Für viele Experten ist dies ein Beleg, wie smarte Lösungen die wachsende Ungleichheit im Bildungssystem Chinas überbrücken können. „Wenn man sich anschaut, wo die guten Lehrer sind, dann ist das in den Metropolen. 85 Prozent aller Schüler leben jedoch in ländlichen Gebieten“, sagt Felix Liu, der für die Schweizer Großbank UBS zum Bildungssektor in China forscht. „Dieses strukturelle Ungleichgewicht kann durch Online-Unterricht gelöst werden.“
Totale Überwachung
Doch gleichzeitig arbeiten die Programmierer in Guiyang auch an der totalen Überwachung des chinesischen Klassenzimmers: Kameras sollen sämtliche Unterrichtseinheiten aufzeichnen, jedes Wort im Online-Archiv speichern und die kleinste Unkonzentriertheit der Schüler sofort bemerken.

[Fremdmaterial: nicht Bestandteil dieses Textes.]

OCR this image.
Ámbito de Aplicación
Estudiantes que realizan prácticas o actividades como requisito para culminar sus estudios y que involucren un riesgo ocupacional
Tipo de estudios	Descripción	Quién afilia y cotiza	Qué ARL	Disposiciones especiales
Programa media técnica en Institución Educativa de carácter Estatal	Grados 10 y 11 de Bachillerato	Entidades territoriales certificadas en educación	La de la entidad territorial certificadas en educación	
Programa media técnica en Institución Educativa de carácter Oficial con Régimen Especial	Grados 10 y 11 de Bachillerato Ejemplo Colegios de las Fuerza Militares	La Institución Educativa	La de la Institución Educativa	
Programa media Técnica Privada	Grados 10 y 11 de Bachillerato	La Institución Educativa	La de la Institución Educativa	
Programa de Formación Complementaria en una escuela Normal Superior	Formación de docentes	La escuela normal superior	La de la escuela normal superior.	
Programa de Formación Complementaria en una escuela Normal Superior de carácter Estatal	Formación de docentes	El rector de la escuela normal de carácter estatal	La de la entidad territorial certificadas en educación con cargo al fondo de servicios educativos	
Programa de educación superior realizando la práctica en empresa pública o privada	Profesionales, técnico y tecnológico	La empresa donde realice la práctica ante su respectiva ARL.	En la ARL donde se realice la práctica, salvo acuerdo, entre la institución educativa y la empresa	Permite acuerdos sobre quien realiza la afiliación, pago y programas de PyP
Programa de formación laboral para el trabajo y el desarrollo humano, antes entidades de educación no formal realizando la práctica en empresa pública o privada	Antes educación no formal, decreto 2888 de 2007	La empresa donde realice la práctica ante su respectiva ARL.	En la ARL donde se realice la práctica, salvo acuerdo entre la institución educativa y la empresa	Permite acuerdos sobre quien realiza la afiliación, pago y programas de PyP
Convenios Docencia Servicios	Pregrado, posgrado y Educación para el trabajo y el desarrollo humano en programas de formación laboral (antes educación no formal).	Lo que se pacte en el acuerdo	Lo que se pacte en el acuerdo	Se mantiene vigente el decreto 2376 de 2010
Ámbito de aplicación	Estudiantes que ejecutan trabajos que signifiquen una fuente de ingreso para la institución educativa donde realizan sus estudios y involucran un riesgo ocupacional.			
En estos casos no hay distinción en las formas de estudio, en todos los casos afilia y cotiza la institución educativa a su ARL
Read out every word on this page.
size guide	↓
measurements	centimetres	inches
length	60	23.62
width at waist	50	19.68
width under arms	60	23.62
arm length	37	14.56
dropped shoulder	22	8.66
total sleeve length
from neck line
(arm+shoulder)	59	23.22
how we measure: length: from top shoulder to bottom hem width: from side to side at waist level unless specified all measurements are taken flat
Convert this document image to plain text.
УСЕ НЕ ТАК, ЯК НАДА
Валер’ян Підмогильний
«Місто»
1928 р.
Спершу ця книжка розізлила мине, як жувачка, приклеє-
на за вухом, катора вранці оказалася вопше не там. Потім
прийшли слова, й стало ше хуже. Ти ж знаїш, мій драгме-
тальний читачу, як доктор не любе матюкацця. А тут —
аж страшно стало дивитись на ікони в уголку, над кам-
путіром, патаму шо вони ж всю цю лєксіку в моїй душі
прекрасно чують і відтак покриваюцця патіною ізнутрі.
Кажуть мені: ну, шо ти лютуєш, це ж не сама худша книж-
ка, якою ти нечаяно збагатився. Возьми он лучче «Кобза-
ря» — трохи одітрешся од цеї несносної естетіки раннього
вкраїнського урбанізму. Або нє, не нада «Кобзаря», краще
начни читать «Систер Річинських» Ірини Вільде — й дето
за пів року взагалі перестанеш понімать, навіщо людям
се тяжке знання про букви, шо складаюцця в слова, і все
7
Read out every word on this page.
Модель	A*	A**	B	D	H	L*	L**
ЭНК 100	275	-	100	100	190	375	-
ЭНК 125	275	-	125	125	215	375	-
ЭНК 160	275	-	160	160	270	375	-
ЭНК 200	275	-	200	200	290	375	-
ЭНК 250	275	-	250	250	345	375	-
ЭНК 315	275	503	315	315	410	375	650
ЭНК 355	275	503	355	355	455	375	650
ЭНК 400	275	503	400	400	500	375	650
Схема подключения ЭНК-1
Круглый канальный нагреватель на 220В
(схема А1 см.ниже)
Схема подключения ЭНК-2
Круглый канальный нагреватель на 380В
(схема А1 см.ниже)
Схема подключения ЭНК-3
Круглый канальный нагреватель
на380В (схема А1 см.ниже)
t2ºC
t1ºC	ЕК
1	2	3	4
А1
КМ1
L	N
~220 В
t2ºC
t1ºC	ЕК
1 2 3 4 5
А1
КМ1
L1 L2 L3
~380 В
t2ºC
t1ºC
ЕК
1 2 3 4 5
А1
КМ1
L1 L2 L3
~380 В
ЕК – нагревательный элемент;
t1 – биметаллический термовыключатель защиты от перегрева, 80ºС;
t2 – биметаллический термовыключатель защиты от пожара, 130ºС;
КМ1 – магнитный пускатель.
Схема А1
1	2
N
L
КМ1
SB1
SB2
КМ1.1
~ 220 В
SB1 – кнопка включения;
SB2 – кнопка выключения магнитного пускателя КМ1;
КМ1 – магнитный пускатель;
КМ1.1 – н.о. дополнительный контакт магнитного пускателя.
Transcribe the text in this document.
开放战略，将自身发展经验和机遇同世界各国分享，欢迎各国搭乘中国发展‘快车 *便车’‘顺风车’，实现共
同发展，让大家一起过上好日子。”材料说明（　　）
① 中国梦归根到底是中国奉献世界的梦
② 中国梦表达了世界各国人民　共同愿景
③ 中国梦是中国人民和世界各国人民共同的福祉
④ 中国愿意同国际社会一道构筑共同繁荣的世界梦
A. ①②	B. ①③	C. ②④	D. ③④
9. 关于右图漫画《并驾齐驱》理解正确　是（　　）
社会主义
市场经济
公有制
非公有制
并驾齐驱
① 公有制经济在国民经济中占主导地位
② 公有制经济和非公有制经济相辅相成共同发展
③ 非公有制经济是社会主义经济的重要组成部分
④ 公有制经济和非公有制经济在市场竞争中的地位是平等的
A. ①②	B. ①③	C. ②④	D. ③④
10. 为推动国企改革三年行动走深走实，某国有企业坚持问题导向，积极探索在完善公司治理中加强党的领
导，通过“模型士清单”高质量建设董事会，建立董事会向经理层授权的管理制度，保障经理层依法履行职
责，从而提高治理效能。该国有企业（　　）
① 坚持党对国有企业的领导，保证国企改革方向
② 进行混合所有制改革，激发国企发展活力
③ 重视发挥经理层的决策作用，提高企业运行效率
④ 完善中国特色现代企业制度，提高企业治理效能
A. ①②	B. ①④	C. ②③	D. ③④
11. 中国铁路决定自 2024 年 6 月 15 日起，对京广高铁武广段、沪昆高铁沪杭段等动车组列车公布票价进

Auch in den eigenen vier Wänden soll die Beobachtung weitergehen: Eine App kontrolliert mithilfe der Smartphone-Kamera, dass die Hausaufgaben auch tatsächlich erledigt wurde. Noch ist dies nur ein Pilotprojekt, das in neun Städten in der Provinz Guizhou ausprobiert wird. Doch schon bald sollen weitere sieben Millionen Schüler mit Software-Programmen erfasst, sprich: überwacht werden. In einem nächsten Schritt könnte es dann flächendeckend im ganzen Land eingesetzt werden.
Keine Privatsphäre
Beim Gespräch mit dem Geschäftsführer Ban Chao stellt sich heraus, dass man die Fragen und Probleme, die sich daraus ergeben, nicht einmal wahrnimmt. Ob man Kinderpsychologen bei der Entwicklung des Online-Klassenzimmers zurate gezogen hat? „Wozu? Die Schüler stehen doch nicht lange unter Beobachtung. Die Software soll nur die Handlungen der Schüler, ihre Wortmeldungen und ihre mentale Verfassung messen“, sagt Ban Chao mit fast schon entwaffnender Ehrlichkeit: „Wir wollen dadurch erkennen, wie der weitere Pfad eines jeden Schülers aussehen kann.“ Es gehe vor allem darum, die Leistung der Schüler mithilfe der Technik zu verbessern. Bezahlen müssen das die Kinder und Jugendlichen mit der Aufgabe ihrer Privatsphäre.